Oliver hat geschrieben:Hi,

also bin zwr jetzt nicht der Fachmann, aber es muss eine Fernüberwachung geben. Kann mich noch gut an die überregionalen Tests erinnern (da heulten zeitgleich alle Sirenen in der BRD) und da stand nirgendswo einer zum Horchen, wäre bei der damaligen Dichte von Sirenen auch schwierig gewesen.
Es gibt / gab keine Fernüberwachung, weder bei den Drahtgebundenen Warnamtsirenen noch bei den Funkausgelösten Feuersirenen (bzw der Kombination Draht/Funk)...
Es kam immer mal vor das Sirenen nicht angelaufen sind, sei es durch ausfall einer Leitung/Warngestell oder der Sirenenweiche, zur Erinnerung: es wurden normale Telefonleitungen genutzt und bei Auslösung wurde eine Frequenz draufmoduliert die erst die Sirenenweiche (entsprechende Telefon ausschalten und auf die Sirenensteuerung umschalten) und dann die Sirenensteuerung angesteuert hat.
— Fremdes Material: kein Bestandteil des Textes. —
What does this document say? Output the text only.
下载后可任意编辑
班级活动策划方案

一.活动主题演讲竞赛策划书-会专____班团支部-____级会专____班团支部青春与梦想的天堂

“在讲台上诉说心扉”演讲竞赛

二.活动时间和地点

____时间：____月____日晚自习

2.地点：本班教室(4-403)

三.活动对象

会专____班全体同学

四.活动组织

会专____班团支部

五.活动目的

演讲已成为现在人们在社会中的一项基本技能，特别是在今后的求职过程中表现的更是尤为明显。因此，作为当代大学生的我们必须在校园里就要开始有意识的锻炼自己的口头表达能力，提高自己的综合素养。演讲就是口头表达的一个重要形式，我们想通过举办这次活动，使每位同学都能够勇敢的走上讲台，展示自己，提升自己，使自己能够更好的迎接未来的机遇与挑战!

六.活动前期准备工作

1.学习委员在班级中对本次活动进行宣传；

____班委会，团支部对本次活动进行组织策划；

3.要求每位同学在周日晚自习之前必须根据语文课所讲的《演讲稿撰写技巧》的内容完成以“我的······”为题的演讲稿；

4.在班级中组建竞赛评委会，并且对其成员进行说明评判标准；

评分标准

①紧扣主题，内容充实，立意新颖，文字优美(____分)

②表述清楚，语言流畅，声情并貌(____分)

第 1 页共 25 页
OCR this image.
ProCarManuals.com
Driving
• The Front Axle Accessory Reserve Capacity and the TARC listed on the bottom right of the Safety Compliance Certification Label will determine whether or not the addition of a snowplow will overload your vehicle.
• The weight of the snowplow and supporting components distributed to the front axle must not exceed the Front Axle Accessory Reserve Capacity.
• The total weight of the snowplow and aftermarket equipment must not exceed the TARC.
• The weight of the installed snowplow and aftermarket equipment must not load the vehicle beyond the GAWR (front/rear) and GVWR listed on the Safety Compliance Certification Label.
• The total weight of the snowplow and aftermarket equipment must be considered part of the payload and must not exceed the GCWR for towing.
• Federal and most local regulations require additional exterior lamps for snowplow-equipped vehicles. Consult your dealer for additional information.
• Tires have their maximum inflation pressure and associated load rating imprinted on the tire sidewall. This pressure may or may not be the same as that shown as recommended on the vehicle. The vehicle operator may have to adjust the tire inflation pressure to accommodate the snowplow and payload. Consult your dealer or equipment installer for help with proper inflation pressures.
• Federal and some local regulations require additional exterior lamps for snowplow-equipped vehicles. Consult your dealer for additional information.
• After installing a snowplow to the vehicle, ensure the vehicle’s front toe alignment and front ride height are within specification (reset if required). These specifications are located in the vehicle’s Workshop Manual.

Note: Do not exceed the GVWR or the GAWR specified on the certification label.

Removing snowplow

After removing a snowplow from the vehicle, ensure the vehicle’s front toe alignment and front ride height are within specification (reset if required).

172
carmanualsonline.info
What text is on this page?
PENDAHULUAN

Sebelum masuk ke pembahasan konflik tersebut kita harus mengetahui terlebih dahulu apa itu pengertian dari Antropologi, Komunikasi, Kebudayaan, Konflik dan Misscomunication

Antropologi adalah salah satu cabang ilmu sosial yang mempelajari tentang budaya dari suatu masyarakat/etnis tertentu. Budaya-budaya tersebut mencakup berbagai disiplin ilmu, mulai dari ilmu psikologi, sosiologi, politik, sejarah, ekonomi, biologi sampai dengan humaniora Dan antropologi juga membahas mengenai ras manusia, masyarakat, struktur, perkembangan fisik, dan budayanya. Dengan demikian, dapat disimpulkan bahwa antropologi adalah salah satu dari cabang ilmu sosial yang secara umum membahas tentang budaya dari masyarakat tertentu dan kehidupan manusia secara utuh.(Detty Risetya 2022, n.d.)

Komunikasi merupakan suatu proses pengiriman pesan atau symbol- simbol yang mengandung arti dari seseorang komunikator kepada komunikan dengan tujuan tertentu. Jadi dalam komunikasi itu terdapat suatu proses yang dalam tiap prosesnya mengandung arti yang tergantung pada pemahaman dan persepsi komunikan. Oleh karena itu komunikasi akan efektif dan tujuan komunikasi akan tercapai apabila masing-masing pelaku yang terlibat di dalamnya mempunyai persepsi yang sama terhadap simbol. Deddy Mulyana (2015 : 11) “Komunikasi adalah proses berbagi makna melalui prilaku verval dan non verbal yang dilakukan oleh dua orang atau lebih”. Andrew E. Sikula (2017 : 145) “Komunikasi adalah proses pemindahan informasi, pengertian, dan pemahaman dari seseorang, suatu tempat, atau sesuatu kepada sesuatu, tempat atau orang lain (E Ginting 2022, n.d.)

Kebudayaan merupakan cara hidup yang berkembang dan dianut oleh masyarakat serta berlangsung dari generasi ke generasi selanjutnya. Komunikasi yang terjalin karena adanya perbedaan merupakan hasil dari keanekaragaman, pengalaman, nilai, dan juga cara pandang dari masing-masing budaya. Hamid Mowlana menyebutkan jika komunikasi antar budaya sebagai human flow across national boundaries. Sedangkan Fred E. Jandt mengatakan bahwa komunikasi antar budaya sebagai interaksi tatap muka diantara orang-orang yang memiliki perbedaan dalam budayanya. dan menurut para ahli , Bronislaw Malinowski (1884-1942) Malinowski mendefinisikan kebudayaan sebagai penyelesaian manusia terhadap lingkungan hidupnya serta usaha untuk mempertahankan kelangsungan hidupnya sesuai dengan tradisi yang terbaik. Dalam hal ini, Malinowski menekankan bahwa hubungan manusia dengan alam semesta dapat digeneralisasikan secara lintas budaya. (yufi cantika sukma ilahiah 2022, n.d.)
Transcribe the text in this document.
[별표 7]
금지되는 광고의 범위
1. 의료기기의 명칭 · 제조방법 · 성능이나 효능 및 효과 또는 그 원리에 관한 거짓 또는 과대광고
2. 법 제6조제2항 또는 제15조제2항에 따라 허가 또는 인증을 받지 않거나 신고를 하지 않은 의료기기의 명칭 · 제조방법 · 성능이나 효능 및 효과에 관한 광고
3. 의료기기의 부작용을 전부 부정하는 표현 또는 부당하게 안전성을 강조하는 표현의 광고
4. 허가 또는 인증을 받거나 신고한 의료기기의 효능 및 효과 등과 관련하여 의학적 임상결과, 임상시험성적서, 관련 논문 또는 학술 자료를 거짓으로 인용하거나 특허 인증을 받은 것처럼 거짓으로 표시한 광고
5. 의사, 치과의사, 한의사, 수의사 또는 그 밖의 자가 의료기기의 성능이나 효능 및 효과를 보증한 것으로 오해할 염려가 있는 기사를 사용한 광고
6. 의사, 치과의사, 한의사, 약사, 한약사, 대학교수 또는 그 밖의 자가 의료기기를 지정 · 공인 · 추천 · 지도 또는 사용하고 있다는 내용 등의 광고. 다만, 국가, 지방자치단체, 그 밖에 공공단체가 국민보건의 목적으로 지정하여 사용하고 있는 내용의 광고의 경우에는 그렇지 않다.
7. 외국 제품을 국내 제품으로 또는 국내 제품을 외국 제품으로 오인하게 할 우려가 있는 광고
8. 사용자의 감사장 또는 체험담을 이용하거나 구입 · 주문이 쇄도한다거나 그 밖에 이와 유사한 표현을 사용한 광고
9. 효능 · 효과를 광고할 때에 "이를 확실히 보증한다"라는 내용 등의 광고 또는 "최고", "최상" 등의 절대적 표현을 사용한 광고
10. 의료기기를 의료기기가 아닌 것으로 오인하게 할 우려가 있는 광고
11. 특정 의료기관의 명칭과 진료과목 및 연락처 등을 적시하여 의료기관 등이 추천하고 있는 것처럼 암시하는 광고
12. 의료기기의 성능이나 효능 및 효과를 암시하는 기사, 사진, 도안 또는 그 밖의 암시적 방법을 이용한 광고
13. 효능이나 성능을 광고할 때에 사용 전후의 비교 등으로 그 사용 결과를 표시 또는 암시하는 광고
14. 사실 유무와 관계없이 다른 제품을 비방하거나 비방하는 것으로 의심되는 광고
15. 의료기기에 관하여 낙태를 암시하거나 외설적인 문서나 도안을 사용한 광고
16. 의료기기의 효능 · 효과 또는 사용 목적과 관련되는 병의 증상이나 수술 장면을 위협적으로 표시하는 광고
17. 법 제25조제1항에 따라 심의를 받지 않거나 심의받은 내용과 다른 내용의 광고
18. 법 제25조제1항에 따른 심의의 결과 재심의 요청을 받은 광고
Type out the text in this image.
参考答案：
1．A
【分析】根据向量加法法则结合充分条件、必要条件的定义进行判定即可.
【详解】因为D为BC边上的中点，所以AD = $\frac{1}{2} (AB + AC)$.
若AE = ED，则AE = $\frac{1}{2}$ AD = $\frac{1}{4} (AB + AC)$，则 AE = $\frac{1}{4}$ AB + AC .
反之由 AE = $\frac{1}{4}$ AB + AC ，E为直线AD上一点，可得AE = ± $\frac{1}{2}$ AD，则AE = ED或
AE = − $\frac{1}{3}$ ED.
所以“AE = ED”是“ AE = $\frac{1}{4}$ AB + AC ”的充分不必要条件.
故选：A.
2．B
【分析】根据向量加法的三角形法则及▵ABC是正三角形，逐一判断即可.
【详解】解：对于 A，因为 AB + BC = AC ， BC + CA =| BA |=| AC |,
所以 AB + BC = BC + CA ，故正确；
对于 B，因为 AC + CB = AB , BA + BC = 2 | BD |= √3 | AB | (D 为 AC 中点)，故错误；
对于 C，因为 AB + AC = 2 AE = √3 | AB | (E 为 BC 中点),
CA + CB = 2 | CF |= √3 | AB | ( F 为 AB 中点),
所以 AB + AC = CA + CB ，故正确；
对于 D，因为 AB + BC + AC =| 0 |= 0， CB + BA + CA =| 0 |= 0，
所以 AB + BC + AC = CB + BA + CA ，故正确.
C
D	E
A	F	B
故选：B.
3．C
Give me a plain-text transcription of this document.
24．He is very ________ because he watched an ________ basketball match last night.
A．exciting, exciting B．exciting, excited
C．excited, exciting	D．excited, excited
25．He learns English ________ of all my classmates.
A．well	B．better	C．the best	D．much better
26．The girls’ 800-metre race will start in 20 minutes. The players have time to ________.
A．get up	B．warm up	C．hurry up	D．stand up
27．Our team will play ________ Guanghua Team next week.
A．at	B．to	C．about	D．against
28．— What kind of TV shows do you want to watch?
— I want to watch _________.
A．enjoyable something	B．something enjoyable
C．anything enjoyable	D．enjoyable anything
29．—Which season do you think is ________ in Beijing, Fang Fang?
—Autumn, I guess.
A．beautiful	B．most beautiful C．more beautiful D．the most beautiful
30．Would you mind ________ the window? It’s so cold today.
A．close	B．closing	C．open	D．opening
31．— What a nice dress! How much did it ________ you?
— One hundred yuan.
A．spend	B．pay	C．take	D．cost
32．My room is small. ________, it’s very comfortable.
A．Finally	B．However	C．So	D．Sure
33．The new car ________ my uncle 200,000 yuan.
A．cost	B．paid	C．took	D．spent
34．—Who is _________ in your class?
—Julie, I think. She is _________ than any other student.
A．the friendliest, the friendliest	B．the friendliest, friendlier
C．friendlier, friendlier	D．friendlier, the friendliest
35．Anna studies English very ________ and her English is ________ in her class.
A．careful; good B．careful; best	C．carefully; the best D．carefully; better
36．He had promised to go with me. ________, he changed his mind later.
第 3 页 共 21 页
Was die Funkalarmierung angeht : An der Sirene ist nur ein Empfänger, da sendet nichts.

Probealarme für die Feuerwehr haben auch nichts mit den ehem. Warnamtauslösungen zu tun, in Schleswig-Holstein (zumindest in den Landkreisen KI/RD/PLÖ/NMS/OH) sind die Sirenenfunkempfänger nur mit dem Doppeltonauswerter für "Feueralarm" ausgerüstet,d.h. es kann nur dieses Signal über Funk ausgelöst werden.Es wäre aber technisch Möglich die Empfänger auf andere Doppeltöne (für Probe,Katastrophenalarm,ABC-Alarm,Luftalarm,Entwarnung...) umzurüsten,das ist z.B. in Österreich gang und gebe und teilweise in EINIGEN Landkreisen in Deutschland zumindest für Katastrophen und Probealarm so gemacht worden.Wann/ob/wie ein Probealarm für die FW gemacht wird ist entscheidung der FW/des Landkreises.

Ist mir eh schleierhaft wieso man so lange an der Drahtgebundenen Alarmierung gehangen hat, vielzuviele Fehlermöglichkeiten, zu kostenintensiv und viel zu langsam (Vorlaufzeit von Stunden bis Tagen da z.T. erst Leitungen von der DBP geschaltet werden mussten)...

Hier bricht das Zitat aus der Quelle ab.